Question

Let \( f(x) = |x| + |x-1| + |x+1| \) be a function defined on \( \mathbb{R} \), then \( f(x) \) is:

• A. differentiable for all \( x \in \mathbb{R} \)
• B. differentiable for all \( x \in \mathbb{R} \) other than \( x = -1, 0, 1 \)
• C. differentiable only for \( x = -1, 0, 1 \)
• D. not differentiable at any real point

Hint:

A function involving a sum of absolute values, \( \sum |x-a_i| \), will generally be non-differentiable at each point \(x=a_i\).

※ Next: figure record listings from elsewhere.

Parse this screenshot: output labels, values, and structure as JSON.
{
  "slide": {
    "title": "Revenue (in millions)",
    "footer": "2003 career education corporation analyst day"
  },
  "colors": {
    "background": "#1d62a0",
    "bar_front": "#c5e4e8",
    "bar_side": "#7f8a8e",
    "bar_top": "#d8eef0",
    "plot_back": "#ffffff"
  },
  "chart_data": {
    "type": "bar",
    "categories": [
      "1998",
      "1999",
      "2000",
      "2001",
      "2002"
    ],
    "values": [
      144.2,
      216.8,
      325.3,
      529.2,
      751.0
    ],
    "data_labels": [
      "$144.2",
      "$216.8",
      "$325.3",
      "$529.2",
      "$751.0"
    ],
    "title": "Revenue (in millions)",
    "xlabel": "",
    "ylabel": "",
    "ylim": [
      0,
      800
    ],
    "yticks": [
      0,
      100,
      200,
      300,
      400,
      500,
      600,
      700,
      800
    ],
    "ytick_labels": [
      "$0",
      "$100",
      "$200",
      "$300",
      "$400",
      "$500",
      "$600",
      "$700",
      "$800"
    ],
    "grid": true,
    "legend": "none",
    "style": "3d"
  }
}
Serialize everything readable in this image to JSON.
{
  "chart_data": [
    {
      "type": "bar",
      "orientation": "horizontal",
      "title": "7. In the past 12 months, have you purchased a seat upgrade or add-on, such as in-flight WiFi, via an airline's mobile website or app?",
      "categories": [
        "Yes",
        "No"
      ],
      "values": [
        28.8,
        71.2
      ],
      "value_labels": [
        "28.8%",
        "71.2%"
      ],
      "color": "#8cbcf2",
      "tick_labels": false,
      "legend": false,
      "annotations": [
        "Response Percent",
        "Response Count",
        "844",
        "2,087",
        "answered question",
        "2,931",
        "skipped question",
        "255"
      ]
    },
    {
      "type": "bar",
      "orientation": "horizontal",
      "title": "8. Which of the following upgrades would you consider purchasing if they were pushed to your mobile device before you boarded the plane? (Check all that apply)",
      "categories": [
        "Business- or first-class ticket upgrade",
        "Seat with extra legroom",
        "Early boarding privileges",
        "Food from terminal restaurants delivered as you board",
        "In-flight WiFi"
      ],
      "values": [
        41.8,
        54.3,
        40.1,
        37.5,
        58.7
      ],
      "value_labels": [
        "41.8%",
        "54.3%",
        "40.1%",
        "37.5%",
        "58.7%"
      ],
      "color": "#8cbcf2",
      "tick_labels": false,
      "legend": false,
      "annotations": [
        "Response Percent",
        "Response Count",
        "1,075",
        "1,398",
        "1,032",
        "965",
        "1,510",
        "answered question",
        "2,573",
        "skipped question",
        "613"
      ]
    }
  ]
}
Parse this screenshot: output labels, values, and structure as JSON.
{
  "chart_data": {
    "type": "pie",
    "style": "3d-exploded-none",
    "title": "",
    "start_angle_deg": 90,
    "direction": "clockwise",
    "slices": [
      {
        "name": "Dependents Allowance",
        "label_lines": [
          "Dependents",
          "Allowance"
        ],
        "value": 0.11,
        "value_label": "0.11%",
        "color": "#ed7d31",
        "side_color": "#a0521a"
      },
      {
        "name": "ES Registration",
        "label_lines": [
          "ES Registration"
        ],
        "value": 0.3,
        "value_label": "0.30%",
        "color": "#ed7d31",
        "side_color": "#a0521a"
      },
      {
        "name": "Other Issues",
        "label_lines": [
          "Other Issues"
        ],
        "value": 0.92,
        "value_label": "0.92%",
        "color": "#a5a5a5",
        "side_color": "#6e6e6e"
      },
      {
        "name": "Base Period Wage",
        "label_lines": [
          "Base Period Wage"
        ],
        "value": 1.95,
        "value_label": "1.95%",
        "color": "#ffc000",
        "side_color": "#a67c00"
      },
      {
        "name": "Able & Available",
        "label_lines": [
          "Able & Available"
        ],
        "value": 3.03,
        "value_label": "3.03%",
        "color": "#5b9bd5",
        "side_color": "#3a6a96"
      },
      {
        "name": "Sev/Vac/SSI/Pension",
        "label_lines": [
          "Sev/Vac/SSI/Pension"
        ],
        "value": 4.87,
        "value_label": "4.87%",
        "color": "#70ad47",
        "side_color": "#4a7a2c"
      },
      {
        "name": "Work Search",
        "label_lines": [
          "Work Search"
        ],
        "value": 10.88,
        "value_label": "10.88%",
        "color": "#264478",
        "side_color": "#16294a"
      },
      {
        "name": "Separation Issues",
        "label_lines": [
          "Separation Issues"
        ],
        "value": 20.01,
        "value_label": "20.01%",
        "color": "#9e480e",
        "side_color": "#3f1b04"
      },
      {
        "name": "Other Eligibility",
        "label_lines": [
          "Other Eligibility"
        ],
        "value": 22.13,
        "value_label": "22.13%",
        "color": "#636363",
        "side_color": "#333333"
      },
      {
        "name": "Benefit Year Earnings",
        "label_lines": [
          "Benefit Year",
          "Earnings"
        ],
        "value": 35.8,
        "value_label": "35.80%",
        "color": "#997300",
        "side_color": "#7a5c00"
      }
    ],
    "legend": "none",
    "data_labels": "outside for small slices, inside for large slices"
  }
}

To check, you don't always need to write out the full piecewise function. You can just check if the sum of the derivatives of the arguments changes sign at that point. For example at \(x=1\), the derivatives of \(x, x-1, x+1\) are \(1,1,1\). The signs of the absolute values are \(+, -, +\) just below 1, and \(+,+,+\) just above 1. The derivative just below 1 is \(+1 -1 +1 = 1\). The derivative just above 1 is \(+1+1+1=3\). Since \(1 \neq 3\), it's not differentiable.

Answer 1

The Correct Option is B

To determine where the function \( f(x) = |x| + |x-1| + |x+1| \) is differentiable, we need to analyze the points of nondifferentiability of each absolute value component.

The given function has three components:

• \(|x|\), which is nondifferentiable at \(x = 0\).
• \(|x-1|\), which is nondifferentiable at \(x = 1\).
• \(|x+1|\), which is nondifferentiable at \(x = -1\).

 

The overall function \( f(x) \) will be nondifferentiable at the points \(x = -1, 0, \text{ and } 1\) because the nondifferentiability of any component at a point makes the entire function nondifferentiable there.

Outside these points, the function is differentiable. This can be verified by checking that the derivative exists and is continuous in the intervals formed by these points:

• \(( -\infty, -1 )\): Here, \(f(x) = -x + (-x-1) + (-x+1) = -3x\).
• \(( -1, 0 )\): Here, \(f(x) = -x + (-x-1) + (x+1) = -x\).
• \(( 0, 1 )\): Here, \(f(x) = x + (-x-1) + (x+1) = x\).
• \(( 1, \infty )\): Here, \(f(x) = x + (x-1) + (x+1) = 3x\).

In each of these intervals, \( f(x) \) is a linear function, and hence differentiable.

Therefore, the correct answer is: differentiable for all \( x \in \mathbb{R} \) other than \( x = -1, 0, 1 \).